Xena seguiu para seus
aposentos, e uma estranha sensação lhe tirava a paz, era certo que estava
preocupada com a batalha que se encaminhava, mas era incapaz de aceitar a sua
própria inquietação. Mais uma vez o sono não afortunava aquele corpo cansado
que estava sob aquela confortável cama que abraçava seu copo nu... Os olhos
azuis se abrem frente à escuridão, e em pequeno espaço de tempo, aqueles
mesmos olhos brilhavam na escuridão da fortaleza. Xena pressionou a mão contra
uma pedra que estava atrás de uma tapeçaria de seus aposentos e descia a
escadaria a largos passos, em pouco estava no meio do pátio dos soldados,
sozinha, com uma túnica fina, quase transparente. Encaminhava-se para um anexo
do seu castelo onde ficava a sala de cuidados... Pouco depois de cruzar os
batentes da porta seus olhos foram aquecidos pela visão do pequeno amontoado
humano que ainda estava no mesmo lugar que deixara na manhã daquele dia.
Jogada a própria
sorte, a escrava passou ali as longas marcas daquele doloroso dia. Não existia
uma parte daquele pequeno e frágil ser que não doía. Recebeu os cuidados
designados em tom de ameaça da conquistadora e ali fora deixada, esquecida.
Gabrielle, à volta com seus pensamentos ao longo do dia, só conseguia pensar em
quão insignificante era, a ponto de ninguém se lembrar de que ela estava ali,
sem pão, sem água, e com sua vida escorrendo como as areias do tempo. Afinal
quem se preocuparia com uma escrava, ainda que nem escrava fosse...
Xena ficou parada na
porta da habitação não menos fria que o pátio externo, amaldiçoando a si mesma
por estar ali sem mesmo saber por quê.
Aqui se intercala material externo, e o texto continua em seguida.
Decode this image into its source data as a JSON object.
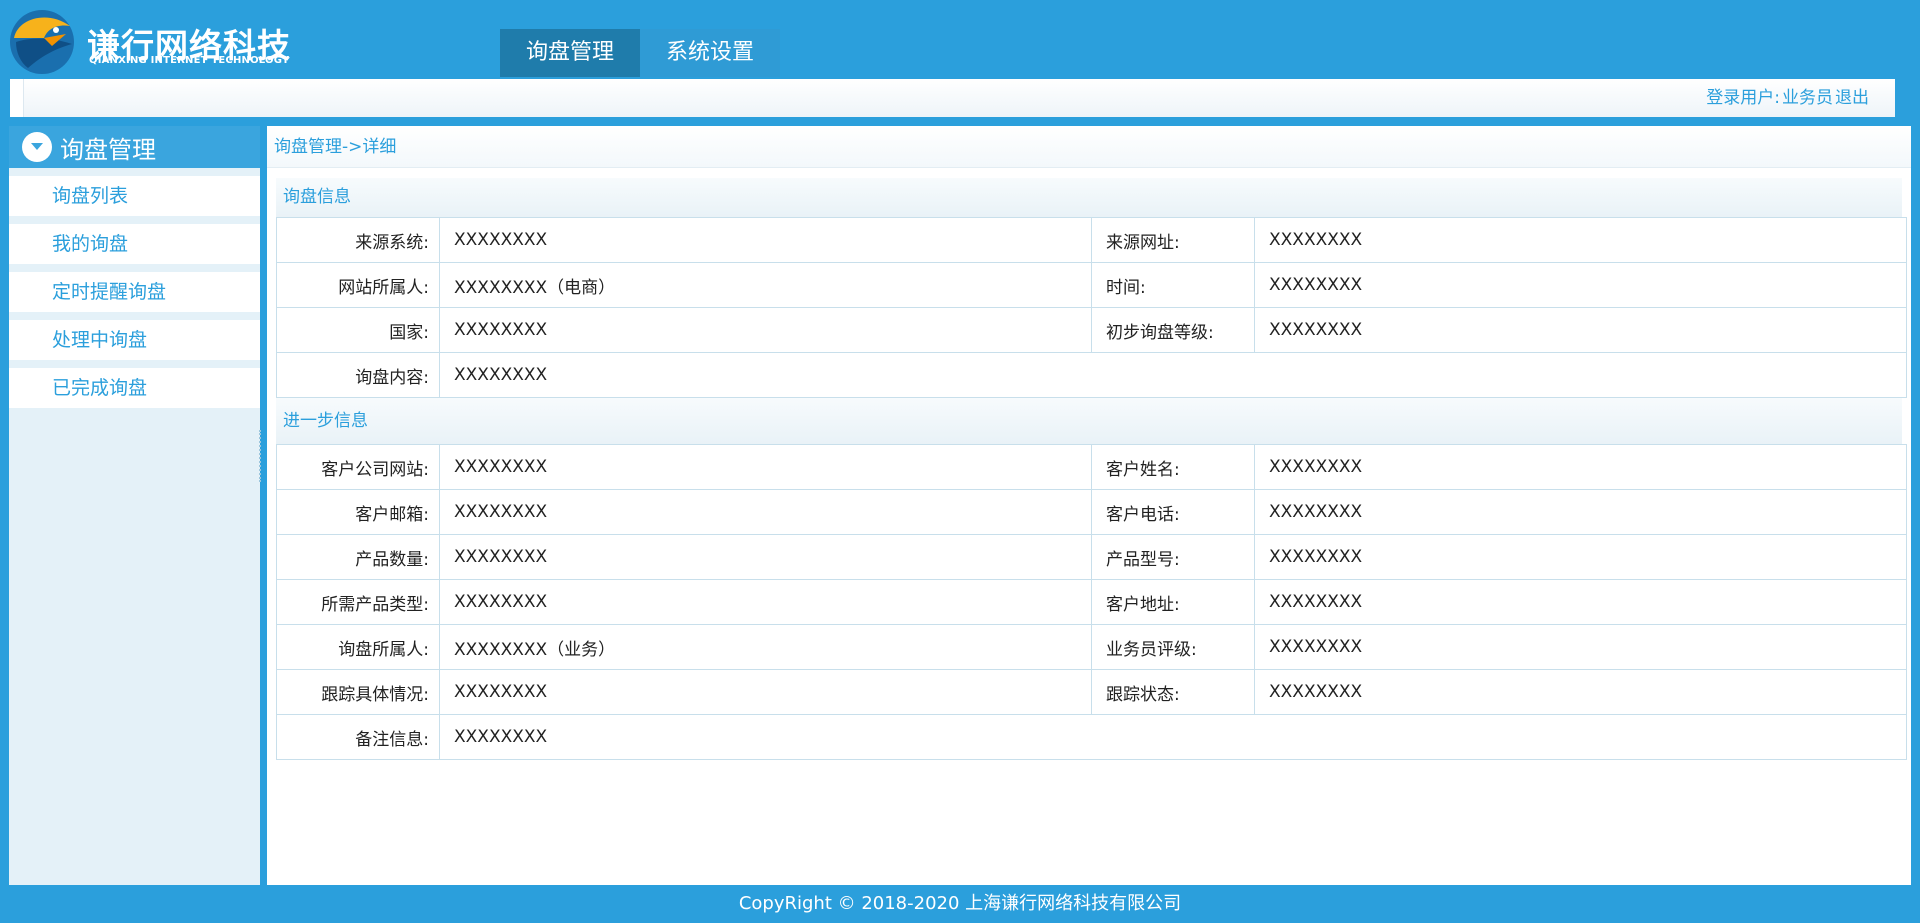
{
  "header": {
    "logo_title": "谦行网络科技",
    "logo_subtitle": "QIANXING INTERNET TECHNOLOGY",
    "nav_tabs": [
      {
        "label": "询盘管理",
        "active": true
      },
      {
        "label": "系统设置",
        "active": false
      }
    ]
  },
  "userbar": {
    "user_label": "登录用户:",
    "user_name": "业务员",
    "logout_label": "退出"
  },
  "sidebar": {
    "title": "询盘管理",
    "items": [
      {
        "label": "询盘列表"
      },
      {
        "label": "我的询盘"
      },
      {
        "label": "定时提醒询盘"
      },
      {
        "label": "处理中询盘"
      },
      {
        "label": "已完成询盘"
      }
    ]
  },
  "main": {
    "breadcrumb": "询盘管理->详细",
    "section1": {
      "title": "询盘信息",
      "rows": [
        {
          "l1": "来源系统:",
          "v1": "XXXXXXXX",
          "l2": "来源网址:",
          "v2": "XXXXXXXX"
        },
        {
          "l1": "网站所属人:",
          "v1": "XXXXXXXX（电商）",
          "l2": "时间:",
          "v2": "XXXXXXXX"
        },
        {
          "l1": "国家:",
          "v1": "XXXXXXXX",
          "l2": "初步询盘等级:",
          "v2": "XXXXXXXX"
        }
      ],
      "full_row": {
        "label": "询盘内容:",
        "value": "XXXXXXXX"
      }
    },
    "section2": {
      "title": "进一步信息",
      "rows": [
        {
          "l1": "客户公司网站:",
          "v1": "XXXXXXXX",
          "l2": "客户姓名:",
          "v2": "XXXXXXXX"
        },
        {
          "l1": "客户邮箱:",
          "v1": "XXXXXXXX",
          "l2": "客户电话:",
          "v2": "XXXXXXXX"
        },
        {
          "l1": "产品数量:",
          "v1": "XXXXXXXX",
          "l2": "产品型号:",
          "v2": "XXXXXXXX"
        },
        {
          "l1": "所需产品类型:",
          "v1": "XXXXXXXX",
          "l2": "客户地址:",
          "v2": "XXXXXXXX"
        },
        {
          "l1": "询盘所属人:",
          "v1": "XXXXXXXX（业务）",
          "l2": "业务员评级:",
          "v2": "XXXXXXXX"
        },
        {
          "l1": "跟踪具体情况:",
          "v1": "XXXXXXXX",
          "l2": "跟踪状态:",
          "v2": "XXXXXXXX"
        }
      ],
      "full_row": {
        "label": "备注信息:",
        "value": "XXXXXXXX"
      }
    }
  },
  "footer": {
    "copyright": "CopyRight © 2018-2020 上海谦行网络科技有限公司"
  },
  "colors": {
    "brand_blue": "#2b9fdc",
    "active_tab": "#1f7cab",
    "sidebar_bg": "#e4f1f8"
  },
  "icons": {
    "logo": "bird-logo-icon",
    "sidebar_toggle": "chevron-down-circle-icon"
  }
}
Por um momento lhe ocorreu que ninguém
além do curandeiro sabia que a menina estava ali, e um pensamento lhe fez
sentir uma dor que não era física... Provavelmente a menina não tinha sido
alimentada mesmo estando muito doente. Há muito que aquela sala de cura não era
usada, estando sozinha ali não teria encontrado algo pra comer e beber, não
naquele estado.
Aproximou-se da
pálida figura, que parecia não ter um sopro de vida. Por um motivo que
desconhecia, quase que involuntariamente seus dedos tocam o rosto da jovem,
que com um sobressalto quase cai da maca.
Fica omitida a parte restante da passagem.